Reads the contracts in force

tick fires every game frame. gameCanvas is the DOM id for the canvas element.

3

Produces the file

Imports the tick event. Queries gameCanvas. Sets up the rendering loop using requestAnimationFrame. Attaches the listener. Defines the render function with the entity rendering hooks left abstract for the entities branch to fill in.

4

Emits completion

workspace-add-file with the contents. Auto sync schedules. Validators run. Syntax passes. Contract conformance passes (uses canonical names). Smoke test passes (file loads).

One LLM call, one artifact. The Worker exits. The next step's Worker takes over.

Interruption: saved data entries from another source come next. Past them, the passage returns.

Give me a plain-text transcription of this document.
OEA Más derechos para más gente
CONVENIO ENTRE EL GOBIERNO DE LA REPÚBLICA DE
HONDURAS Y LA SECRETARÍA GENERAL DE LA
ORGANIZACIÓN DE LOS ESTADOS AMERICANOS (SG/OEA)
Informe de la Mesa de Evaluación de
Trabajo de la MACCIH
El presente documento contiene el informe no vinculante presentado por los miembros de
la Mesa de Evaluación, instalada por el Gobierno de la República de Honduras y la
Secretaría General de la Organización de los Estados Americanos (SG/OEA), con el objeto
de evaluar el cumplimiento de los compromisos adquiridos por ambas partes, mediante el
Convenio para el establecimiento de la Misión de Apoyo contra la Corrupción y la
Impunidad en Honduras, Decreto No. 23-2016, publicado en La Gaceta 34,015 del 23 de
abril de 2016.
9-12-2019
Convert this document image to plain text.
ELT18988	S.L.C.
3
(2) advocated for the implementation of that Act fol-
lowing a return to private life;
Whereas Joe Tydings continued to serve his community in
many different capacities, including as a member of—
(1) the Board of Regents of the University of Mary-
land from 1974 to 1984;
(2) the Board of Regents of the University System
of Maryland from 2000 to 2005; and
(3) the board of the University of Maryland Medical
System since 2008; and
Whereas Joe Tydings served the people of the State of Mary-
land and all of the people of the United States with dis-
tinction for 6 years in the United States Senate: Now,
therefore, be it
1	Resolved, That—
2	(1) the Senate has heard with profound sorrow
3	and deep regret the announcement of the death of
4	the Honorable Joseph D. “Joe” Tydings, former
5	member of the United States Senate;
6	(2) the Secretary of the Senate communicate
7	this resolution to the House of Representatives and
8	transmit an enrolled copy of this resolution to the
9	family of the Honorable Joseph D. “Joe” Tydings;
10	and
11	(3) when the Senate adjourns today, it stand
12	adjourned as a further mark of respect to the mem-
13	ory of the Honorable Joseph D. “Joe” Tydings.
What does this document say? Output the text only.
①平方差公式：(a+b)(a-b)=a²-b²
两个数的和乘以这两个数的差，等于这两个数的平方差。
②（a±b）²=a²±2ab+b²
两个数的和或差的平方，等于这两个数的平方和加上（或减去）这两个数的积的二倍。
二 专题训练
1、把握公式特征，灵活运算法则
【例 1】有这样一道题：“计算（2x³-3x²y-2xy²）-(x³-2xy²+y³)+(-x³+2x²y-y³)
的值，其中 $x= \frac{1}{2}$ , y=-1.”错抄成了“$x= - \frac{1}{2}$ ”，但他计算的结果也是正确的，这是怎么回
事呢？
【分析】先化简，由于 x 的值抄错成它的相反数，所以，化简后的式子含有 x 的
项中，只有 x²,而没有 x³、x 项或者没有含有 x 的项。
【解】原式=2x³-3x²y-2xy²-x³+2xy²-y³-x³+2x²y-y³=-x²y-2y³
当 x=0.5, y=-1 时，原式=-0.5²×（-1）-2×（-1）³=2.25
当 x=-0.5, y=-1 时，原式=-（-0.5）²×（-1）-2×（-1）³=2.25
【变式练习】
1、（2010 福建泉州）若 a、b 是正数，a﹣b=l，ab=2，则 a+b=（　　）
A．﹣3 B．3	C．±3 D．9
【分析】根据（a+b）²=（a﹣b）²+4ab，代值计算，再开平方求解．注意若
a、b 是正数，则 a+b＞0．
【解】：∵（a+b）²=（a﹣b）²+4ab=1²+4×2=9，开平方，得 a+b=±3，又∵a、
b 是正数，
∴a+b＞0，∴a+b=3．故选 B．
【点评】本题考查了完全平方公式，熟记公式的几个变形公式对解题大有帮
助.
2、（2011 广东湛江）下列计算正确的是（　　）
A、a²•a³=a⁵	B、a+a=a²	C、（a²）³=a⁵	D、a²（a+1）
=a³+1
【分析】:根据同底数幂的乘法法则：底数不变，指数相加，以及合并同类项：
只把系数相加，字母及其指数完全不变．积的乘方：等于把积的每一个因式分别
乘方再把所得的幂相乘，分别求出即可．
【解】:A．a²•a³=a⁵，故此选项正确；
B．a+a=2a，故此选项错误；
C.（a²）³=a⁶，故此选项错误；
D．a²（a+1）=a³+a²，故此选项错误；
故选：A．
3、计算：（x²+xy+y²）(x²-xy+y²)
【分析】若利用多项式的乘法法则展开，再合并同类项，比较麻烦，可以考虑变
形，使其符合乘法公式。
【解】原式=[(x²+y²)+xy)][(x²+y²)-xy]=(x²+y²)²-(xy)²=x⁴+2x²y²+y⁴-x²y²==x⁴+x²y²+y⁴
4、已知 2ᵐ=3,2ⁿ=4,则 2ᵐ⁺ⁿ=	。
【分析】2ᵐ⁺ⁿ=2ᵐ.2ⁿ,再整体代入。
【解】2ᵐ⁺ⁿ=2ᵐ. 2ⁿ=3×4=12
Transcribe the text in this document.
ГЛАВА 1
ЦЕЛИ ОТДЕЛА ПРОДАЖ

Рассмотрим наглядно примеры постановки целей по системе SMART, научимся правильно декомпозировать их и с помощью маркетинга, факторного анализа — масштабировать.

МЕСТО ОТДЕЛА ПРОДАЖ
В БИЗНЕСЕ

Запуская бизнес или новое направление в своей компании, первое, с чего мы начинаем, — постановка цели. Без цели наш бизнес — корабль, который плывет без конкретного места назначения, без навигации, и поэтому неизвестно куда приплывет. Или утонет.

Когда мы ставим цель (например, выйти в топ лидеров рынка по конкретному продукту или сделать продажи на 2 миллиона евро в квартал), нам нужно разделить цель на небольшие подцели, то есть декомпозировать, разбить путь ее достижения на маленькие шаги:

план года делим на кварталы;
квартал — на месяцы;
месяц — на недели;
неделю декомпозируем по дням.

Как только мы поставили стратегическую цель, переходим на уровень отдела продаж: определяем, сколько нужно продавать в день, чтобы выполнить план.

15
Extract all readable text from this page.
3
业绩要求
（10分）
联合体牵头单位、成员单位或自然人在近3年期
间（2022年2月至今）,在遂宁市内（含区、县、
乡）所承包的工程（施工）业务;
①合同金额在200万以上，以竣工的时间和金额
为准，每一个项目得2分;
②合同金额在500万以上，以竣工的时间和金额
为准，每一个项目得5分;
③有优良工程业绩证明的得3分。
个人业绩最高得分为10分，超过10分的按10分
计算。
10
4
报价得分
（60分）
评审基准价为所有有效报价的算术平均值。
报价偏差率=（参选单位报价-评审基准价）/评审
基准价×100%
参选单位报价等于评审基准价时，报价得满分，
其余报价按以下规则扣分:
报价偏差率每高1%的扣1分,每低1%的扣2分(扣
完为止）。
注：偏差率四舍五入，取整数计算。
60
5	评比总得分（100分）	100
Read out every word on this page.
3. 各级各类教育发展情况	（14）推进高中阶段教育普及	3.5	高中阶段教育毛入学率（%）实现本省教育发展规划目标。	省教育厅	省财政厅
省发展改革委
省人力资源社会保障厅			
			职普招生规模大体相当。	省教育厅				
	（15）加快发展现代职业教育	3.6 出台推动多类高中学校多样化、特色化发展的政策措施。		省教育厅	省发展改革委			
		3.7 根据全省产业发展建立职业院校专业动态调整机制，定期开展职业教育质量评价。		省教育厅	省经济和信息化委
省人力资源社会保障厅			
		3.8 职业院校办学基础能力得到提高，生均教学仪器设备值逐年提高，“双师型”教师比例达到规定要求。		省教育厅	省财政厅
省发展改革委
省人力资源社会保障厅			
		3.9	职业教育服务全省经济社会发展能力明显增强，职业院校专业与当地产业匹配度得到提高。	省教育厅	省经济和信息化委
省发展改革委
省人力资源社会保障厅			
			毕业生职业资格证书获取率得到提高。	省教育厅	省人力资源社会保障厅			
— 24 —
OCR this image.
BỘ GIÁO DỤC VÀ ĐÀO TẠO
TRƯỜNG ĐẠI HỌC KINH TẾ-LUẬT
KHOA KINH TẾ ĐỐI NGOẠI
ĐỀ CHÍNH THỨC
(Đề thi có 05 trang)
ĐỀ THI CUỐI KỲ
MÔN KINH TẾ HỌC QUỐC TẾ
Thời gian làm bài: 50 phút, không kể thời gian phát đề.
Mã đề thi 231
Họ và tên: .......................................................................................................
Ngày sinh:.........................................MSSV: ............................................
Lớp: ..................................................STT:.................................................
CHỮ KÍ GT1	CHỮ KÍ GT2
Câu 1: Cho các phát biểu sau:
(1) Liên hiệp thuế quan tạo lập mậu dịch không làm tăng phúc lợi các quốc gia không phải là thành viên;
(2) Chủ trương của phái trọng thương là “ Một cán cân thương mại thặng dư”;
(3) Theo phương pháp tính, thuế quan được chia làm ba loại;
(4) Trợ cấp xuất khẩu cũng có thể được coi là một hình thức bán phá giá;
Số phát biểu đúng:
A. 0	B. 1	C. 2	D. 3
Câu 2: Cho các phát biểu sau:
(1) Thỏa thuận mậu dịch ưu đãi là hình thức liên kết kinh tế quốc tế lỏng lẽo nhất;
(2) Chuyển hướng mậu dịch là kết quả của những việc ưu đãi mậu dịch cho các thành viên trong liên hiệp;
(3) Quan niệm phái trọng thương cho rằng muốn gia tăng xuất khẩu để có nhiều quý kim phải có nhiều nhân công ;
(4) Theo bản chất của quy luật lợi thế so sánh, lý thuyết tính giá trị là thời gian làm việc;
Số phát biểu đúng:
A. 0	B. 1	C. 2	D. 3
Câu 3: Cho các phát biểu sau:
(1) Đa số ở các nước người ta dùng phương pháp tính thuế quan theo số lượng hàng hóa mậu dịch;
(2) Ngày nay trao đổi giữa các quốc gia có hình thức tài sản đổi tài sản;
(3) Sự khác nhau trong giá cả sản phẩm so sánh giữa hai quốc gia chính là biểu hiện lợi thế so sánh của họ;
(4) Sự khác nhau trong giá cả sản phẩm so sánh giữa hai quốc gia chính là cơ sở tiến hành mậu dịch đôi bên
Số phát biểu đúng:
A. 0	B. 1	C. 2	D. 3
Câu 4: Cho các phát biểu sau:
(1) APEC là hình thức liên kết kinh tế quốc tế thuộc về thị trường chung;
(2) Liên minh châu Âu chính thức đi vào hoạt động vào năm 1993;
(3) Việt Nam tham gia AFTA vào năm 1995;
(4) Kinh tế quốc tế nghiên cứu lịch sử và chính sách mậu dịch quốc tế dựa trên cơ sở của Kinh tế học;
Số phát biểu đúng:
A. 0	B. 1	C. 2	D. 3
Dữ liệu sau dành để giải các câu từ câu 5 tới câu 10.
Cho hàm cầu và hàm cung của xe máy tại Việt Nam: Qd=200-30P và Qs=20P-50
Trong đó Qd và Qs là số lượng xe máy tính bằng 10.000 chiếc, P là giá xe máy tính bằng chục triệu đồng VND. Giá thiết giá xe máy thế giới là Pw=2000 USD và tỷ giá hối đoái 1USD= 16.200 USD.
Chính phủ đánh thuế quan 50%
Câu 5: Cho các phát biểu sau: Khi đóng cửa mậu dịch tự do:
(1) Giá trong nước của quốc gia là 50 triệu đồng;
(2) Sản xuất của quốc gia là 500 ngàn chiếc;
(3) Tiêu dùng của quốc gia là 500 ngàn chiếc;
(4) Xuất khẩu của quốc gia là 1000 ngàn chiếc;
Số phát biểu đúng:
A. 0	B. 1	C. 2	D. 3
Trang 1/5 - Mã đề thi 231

Why the Worker is the bottom

The recursion ends here. Workers don't promote to Rulers. Workers don't dispatch sub branches. If a Worker discovers the leaf work was actually compound (too big to handle as one production), they emit branches via [[BRANCHES]] and their own node retroactively promotes to Ruler. But that's a different lifecycle event. The Worker that discovered the compound nature has exited. A new sub Ruler takes over with its own Planner, Contractor, dispatch.

The Worker is the bottom of the recursion in the same sense that leaves are the bottom of a tree. The work happens here. Everything else is structure.

The hand of the work produces what the architecture coordinated toward. The other roles arrange the conditions. The Worker makes them concrete. When the artifact lands, the work is real.